In this time of relative market turmoil, I wanted to step back and take a look at the long-term technical picture. This is the weekly chart for the S&P 500 Index (click to enlarge) with the usual accoutrement: Bollinger Bands centered around the 20-week moving average, 14-week RSI and Slow Stochastics. I purposely left volume out so we can concentrate on pure price.

The 20-week moving average is pretty significant here because it has basically acted as support to the stock market rally since last April. And the fact is that the 20-week moving average was broken this past week in a pretty decisive manner. Does it mean the rally is over? Let's just say it is compromised and the market will have a lot to prove over the next few days/weeks to show otherwise. To begin with, it would have to overtake our old friend the 20-week moving average which, in a metamorphosis known to technicians and traders everywhere, is now presumably acting as resistance, sitting at 1,088 as of Friday. Even more significantly, the S&P 500 index would have to break decisively above 1,100, also looming large as resistance.
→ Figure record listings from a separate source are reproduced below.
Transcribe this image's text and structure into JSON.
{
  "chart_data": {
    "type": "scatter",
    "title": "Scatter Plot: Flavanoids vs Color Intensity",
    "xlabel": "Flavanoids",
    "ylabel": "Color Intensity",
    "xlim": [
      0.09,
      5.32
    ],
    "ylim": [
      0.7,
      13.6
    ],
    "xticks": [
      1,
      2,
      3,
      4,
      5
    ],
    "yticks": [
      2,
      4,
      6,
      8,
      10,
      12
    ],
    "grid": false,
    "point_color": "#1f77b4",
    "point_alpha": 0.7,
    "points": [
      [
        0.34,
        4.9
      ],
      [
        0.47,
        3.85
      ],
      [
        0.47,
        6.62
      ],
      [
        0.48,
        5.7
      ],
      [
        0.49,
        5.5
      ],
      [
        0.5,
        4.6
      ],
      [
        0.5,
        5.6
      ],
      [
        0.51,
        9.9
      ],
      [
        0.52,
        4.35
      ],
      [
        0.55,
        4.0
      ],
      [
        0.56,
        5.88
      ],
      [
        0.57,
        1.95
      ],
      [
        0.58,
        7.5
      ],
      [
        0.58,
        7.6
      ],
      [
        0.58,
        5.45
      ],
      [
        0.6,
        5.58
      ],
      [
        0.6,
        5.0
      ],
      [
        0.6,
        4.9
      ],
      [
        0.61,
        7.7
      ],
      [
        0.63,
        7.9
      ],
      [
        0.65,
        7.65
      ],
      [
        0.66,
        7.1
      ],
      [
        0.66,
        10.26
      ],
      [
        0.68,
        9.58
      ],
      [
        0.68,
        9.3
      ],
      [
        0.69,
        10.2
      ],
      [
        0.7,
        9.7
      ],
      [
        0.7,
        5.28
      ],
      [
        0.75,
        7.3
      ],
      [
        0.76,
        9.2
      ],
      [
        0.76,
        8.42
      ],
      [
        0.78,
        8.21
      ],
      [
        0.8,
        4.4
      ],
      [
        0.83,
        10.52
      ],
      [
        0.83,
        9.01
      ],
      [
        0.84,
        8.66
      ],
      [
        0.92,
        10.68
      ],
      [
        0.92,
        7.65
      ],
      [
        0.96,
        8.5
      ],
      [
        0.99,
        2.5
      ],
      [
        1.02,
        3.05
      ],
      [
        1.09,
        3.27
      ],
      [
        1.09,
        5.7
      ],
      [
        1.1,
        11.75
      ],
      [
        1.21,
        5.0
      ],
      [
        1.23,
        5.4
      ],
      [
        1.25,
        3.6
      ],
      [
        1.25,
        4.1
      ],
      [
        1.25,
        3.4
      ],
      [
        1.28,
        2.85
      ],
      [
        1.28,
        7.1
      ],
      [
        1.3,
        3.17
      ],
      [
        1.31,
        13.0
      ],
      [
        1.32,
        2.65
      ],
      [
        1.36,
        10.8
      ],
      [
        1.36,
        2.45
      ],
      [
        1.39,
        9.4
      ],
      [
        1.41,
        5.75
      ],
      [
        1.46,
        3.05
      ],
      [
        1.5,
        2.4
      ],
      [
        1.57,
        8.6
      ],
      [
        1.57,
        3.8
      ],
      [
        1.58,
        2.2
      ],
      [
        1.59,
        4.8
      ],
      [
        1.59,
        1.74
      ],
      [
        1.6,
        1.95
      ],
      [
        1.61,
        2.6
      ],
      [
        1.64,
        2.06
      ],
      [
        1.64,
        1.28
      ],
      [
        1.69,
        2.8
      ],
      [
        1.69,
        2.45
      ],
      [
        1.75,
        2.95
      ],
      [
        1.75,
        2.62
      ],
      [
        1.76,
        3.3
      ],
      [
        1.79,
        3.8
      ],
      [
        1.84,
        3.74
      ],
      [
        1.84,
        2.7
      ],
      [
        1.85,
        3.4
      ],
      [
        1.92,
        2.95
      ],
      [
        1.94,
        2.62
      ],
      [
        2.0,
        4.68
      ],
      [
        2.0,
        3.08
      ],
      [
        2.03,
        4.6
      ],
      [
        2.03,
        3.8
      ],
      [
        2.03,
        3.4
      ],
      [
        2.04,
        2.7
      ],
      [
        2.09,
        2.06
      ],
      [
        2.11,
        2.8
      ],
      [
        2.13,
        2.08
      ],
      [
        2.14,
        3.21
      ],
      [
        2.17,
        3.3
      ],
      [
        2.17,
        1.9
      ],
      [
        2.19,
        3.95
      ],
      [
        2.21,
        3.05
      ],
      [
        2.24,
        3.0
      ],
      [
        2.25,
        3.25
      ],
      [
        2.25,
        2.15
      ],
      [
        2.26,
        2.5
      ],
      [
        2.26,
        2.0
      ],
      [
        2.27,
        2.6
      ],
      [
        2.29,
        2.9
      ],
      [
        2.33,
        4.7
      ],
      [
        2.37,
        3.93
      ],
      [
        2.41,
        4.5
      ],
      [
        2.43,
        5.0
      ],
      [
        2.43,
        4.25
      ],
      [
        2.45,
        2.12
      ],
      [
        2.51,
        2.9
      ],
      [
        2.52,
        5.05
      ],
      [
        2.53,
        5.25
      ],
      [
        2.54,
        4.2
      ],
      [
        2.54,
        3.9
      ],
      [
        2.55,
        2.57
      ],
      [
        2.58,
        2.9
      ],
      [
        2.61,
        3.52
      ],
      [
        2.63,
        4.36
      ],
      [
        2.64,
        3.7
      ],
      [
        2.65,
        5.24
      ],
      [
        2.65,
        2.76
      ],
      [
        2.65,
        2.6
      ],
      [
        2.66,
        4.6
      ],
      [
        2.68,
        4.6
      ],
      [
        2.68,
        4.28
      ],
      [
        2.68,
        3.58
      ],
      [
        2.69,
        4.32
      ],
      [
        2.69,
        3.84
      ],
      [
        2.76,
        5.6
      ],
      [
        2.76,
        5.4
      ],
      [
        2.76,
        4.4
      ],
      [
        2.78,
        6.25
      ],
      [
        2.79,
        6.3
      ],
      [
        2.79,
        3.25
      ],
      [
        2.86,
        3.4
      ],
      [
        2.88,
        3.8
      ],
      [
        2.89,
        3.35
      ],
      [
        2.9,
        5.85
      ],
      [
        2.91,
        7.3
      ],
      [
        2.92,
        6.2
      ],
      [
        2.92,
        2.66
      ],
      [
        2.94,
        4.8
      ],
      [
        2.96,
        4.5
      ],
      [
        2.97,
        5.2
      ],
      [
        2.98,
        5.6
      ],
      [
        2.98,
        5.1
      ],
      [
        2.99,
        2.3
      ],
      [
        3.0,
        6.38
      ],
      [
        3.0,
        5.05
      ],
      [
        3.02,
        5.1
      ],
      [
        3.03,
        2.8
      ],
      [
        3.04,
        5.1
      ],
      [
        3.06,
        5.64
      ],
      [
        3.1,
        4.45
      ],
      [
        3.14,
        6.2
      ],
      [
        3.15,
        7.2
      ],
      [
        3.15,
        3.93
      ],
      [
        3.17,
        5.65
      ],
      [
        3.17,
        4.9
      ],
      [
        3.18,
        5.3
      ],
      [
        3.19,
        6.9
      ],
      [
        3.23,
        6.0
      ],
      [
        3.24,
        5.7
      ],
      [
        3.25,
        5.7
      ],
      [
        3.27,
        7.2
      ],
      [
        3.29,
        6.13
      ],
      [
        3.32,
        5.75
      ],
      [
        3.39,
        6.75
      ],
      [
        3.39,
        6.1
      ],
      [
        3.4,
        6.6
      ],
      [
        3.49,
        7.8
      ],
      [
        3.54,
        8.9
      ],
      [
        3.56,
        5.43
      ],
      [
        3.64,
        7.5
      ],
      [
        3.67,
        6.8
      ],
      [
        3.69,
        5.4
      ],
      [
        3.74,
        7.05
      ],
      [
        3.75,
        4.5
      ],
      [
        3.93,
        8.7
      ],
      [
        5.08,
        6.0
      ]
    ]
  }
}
It goes without saying that the technical picture can change in a matter of days but the longer the index lingers under the two previously mentioned resistance levels, the more likely it would be that the bull market that has pissed off so many people (mostly people talking their book, but aren't we all, one way or another?) since last March has ended. Now, the end of a bull market does not necessarily mean the beginning of a bear market. We could very well enter a phase of range-bound, directionless trading which might be even more frustrating to more people than the previous phase. But isn't it what markets do?

1 comment:

Anonymous said...

There are 3 ways to view it:

1. If one believes the worst is over, and sees two up waves since March, then we are now in an intermediate correction with a third upswing to come.

2. If one believes the worst is over and sees three up waves since March, then we are in a major correction (the "double dip" scenario) which may continue for some time (but the market won't test the march lows).

3. If one believes the worst is to come then we have just seen a 3 wave correction in an overall bear market and we will go down alot further than in last March... (I don't think this scenario is very likely at the moment).

Soros apparently belives the markets will go sideways for a while (which I interperate as option 2).